Les protestataires, rassemblés à l'appel de la plateforme "Widersetzen" — terme allemand signifiant "Désobéir" —, des syndicats, du parti Die Linke, des Verts et de nombreux autres groupes civiques, ont recouru à diverses tactiques : coupure de routes et d'autoroutes, tentatives de blocage des voies de tramways, avec huit activistes collés aux rails pour entraver la circulation. En réponse, la police a eu recours à des matraques et à du gaz poivre pour disperser les manifestants.
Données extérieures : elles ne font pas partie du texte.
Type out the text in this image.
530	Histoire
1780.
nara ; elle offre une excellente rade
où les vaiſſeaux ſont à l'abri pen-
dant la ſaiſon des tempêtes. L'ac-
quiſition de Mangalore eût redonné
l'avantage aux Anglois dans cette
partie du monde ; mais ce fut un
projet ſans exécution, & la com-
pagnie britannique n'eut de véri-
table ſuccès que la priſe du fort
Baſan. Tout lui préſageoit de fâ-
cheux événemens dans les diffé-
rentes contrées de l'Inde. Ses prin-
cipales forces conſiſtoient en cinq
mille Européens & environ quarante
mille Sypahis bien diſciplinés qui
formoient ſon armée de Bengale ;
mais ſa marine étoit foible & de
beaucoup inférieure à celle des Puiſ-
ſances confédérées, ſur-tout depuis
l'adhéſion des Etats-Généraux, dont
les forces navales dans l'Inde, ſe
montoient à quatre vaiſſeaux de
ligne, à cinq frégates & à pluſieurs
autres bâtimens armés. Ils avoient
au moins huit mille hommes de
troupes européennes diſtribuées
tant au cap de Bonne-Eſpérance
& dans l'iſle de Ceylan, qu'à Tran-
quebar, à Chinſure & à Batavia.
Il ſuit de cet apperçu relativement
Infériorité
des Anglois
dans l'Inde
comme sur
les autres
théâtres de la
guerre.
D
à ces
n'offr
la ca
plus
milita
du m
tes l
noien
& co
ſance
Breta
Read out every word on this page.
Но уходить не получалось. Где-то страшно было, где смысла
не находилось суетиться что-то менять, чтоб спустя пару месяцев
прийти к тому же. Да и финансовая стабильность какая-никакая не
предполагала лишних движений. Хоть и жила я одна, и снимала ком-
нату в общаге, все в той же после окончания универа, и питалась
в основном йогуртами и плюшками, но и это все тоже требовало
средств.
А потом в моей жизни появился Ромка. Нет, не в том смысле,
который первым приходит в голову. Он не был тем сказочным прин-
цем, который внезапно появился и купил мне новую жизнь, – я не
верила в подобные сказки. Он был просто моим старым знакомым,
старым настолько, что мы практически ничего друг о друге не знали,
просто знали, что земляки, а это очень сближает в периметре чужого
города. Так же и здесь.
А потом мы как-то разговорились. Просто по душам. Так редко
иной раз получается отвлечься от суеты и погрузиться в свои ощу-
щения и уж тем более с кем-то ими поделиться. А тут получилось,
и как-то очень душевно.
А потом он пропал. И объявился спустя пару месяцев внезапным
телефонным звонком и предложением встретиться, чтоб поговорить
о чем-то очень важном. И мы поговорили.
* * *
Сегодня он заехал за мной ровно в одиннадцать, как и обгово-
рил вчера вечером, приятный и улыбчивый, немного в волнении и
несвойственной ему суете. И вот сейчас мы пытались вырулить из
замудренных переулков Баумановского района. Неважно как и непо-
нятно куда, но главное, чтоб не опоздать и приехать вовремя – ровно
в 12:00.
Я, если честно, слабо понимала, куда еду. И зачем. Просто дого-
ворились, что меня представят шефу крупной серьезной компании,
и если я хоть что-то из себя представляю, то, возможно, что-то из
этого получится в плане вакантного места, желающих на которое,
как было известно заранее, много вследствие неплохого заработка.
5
Malgré l'intensité des heurts, aucune arrestation n'avait été signalée dans les premières heures du rassemblement, précise l'Observador.
Contrairement au congrès de l'AfD tenu en 2024 à Essen, dans l'ouest de l'Allemagne, qui avait été retardé par les manifestations, les délégués sont cette fois "parvenus au site sans grandes difficultés", selon la police de Thuringe citée par l'Observador. L'anticipation a joué un rôle clé : de nombreux délégués avaient choisi d'arriver au site plusieurs heures avant l'ouverture officielle, fixée à 10h00 (9h00 à Lisbonne), afin de contourner les barrages humains convoqués dès 5h30 du matin.
Sur le plan interne, l'AfD a confirmé sa cohésion : Alice Weidel et Tino Chrupalla ont été réélus à la coprésidence sans la moindre opposition. SAPO Notícias souligne que le parti, qui mène les sondages électoraux en Allemagne, conduit un congrès "symbolique" reflétant l'ensemble de sa trajectoire depuis sa fondation, dans un contexte de progression continue.
En amont de l'événement, la police de Thuringe avait averti en interne de la possible mobilisation de 35 000 à 50 000 manifestants, ainsi que de la présence potentielle d'environ 2 500 militants d'extrême gauche disposés à recourir à la violence, ce qui avait justifié un déploiement sécuritaire massif. La convergence de syndicats, de formations politiques de gauche et de mouvements civiques autour de ce congrès illustre l'étendue de l'inquiétude que suscite la progression de l'AfD dans la société allemande.